The Purchase Agreement contains customary termination rights for each of Dana and Purchaser and further provides that, upon termination of the Purchase Agreement under certain specified circumstances, Purchaser will be required to pay Dana a termination fee of $120 million if the termination is due to failure of the transactions contemplated by the Purchase Agreement to have been completed by a specified outside date as a result of failure to obtain required approvals or clearances under, or as a result of an injunction or order relating to, competition and foreign investment laws. In the Purchase Agreement, Dana and Purchaser have made customary representations and warranties and have agreed to customary covenants relating to the sale. From the date of the Purchase Agreement until the Closing, Dana is required to use commercially reasonable efforts to conduct the Business in the ordinary course of business in all material respects and to comply with certain covenants regarding the operation of the Business. For five years following the Closing, neither Dana nor any of its subsidiaries or affiliates will directly or indirectly engage in certain activities competitive with the Business, as specified in the Purchase Agreement.

Subject to certain limitations, Dana and Purchaser have agreed to indemnify each other for losses arising from certain breaches of the Purchase Agreement and certain other liabilities.

The foregoing description of the Purchase Agreement, and the transactions contemplated thereby, including the sale of the Business, is included to provide investors with information regarding its terms.

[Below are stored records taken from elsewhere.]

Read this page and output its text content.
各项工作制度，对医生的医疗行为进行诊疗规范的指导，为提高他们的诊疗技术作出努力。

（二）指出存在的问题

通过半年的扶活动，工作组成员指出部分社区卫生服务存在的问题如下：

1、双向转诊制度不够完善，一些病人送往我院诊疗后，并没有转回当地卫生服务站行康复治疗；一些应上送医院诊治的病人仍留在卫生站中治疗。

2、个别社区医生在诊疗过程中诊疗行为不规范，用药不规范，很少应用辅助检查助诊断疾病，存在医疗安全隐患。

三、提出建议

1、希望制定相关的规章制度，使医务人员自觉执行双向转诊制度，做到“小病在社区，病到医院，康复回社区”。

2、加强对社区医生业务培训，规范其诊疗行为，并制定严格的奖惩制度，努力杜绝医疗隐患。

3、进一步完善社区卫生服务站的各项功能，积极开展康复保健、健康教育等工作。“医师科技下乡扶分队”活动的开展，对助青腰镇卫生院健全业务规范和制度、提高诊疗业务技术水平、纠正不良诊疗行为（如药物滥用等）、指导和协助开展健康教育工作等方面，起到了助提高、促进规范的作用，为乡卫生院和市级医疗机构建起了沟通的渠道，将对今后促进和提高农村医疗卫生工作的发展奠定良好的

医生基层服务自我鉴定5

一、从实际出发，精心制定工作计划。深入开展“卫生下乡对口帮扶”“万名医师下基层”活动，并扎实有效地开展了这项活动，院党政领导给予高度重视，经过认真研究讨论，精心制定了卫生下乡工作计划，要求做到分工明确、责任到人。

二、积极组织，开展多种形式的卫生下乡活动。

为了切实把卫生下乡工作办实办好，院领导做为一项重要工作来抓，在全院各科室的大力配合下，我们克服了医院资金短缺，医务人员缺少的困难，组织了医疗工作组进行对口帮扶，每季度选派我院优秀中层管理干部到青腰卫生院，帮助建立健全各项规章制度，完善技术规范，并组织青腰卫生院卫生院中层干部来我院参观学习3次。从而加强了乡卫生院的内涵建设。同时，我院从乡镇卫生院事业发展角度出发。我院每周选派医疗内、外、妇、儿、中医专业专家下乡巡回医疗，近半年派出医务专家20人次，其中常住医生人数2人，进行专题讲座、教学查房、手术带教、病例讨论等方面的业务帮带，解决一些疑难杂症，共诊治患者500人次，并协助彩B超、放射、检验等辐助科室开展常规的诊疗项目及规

It does not purport to be a complete description and is subject to and qualified in its entirety by reference to the full text of the Purchase Agreement, which is attached hereto as Exhibit 2.1, and is incorporated herein by reference.

The Purchase Agreement governs the contractual rights between the parties in relation to the sale of the Business. The Purchase Agreement has been filed as an exhibit to this Current Report on Form 8-K to provide investors with information regarding the terms of the Purchase Agreement and is not intended to provide, modify or supplement any information about Dana, Purchaser or any of their respective subsidiaries or affiliates, or their respective businesses. In particular, the Purchase Agreement is not intended to be, and should not be relied upon as, disclosures regarding any facts and circumstances relating to Dana, the Business, or Purchaser. The representations and warranties contained in the Purchase Agreement have been negotiated with the principal purpose of establishing the circumstances in which a party may have the right not to consummate the Closing if the representations and warranties of the other party prove to be untrue due to a change in circumstance or otherwise, and allocating risk between the parties, rather than establishing these matters as facts. The representations and warranties may also be subject to contractual standards of materiality that may be different from those generally applicable under the

securities laws to investors or security holders. For the foregoing reasons, the representations and warranties should not be relied upon as statements of factual information, and the information in the Purchase Agreement should be considered in conjunction with the entirety of the factual disclosure about Dana in its public reports filed with the Securities and Exchange Commission. Moreover, information concerning the subject matter of the representations and warranties may change after the date of the Purchase Agreement, which subsequent information may or may not be fully reflected in Dana's public disclosures.